Karen Reddington, President of FedEx Express Europe, explained that passenger networks – and therefore bellyhold services – were taking time to resume and this would put cargo capacity under pressure.

Supply chain issues caused by Covid are also likely to continue to impact the air cargo market, she said.

“The pandemic has undoubtedly brought supply chain resilience to the fore. With a new, highly contagious Covid-19 variant, reduced port and air cargo capacity and heightened consumer demand, it will continue to impact global trade well into 2022.

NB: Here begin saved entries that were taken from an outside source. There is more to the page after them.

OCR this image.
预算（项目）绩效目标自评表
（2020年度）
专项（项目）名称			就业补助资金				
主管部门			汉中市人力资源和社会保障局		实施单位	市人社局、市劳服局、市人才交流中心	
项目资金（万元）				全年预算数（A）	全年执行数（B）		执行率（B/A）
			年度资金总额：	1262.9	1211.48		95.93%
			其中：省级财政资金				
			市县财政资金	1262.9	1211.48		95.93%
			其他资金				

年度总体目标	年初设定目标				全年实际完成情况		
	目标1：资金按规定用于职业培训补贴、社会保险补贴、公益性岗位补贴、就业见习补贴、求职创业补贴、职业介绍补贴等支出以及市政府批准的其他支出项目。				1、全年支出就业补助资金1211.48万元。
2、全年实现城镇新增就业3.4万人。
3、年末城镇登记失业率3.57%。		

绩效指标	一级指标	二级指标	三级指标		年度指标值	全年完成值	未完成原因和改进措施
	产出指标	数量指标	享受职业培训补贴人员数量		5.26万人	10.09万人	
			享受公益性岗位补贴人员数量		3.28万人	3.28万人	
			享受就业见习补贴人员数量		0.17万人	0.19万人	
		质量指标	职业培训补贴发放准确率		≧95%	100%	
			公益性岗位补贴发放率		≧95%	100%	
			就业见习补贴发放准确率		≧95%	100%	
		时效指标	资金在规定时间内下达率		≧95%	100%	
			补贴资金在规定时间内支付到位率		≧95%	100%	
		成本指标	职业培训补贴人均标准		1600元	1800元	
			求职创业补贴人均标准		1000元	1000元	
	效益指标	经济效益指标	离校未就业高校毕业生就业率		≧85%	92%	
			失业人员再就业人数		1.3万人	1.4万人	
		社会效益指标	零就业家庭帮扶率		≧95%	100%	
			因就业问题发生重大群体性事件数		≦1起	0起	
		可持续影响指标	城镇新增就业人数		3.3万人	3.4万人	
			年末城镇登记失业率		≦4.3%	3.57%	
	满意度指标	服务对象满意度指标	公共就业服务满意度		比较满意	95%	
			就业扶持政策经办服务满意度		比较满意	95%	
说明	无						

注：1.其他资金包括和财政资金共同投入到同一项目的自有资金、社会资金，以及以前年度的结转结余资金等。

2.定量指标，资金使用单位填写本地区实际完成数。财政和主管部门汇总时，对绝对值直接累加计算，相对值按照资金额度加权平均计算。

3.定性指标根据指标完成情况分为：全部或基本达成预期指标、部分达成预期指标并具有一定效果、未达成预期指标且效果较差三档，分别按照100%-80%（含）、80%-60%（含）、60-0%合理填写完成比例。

“As passenger travel remains depleted, air cargo capacity will be constrained through 2022 all while the demand for goods is likely to grow, with 2021 trading volumes overtaking pre-pandemic levels and achieving their fastest year of growth in over a decade.

“In the long-term, supply chain challenges are likely to trigger a change in the trading landscape, as global trading networks shift and we see continued regionalisation of supply chains.”

The latest figures from Seabury Consulting, part of Accenture, show that air cargo capacity in the first two weeks of December was down by around 4% compared with the same period in the pre-pandemic year of 2019.

Meanwhile, demand growth continues to pick up – over the first 10 months of the year cargo demand in cargo revenue tonne km terms is up by more than 8% according to IATA – putting capacity under pressure.

Reddington said that FedEx had introduced new flights over the last few months to mitigate the situation.

“FedEx has the network flexibility and the experience to support businesses navigating these changes,” she said.

“Our new intra-Europe, Europe-APAC and transatlantic flight capacity upgrades are proving vital in keeping goods moving this peak season and will continue to facilitate trade and strengthen global supply chains into 2022.”

Earlier, this month, FedEx announced second quarter operating income surged 9% year on year to $1.6bn, driven by higher yields and FedEx International Priority volume growth, which offset the negatives of continued staffing challenges and COVID-19-related air network inefficiencies.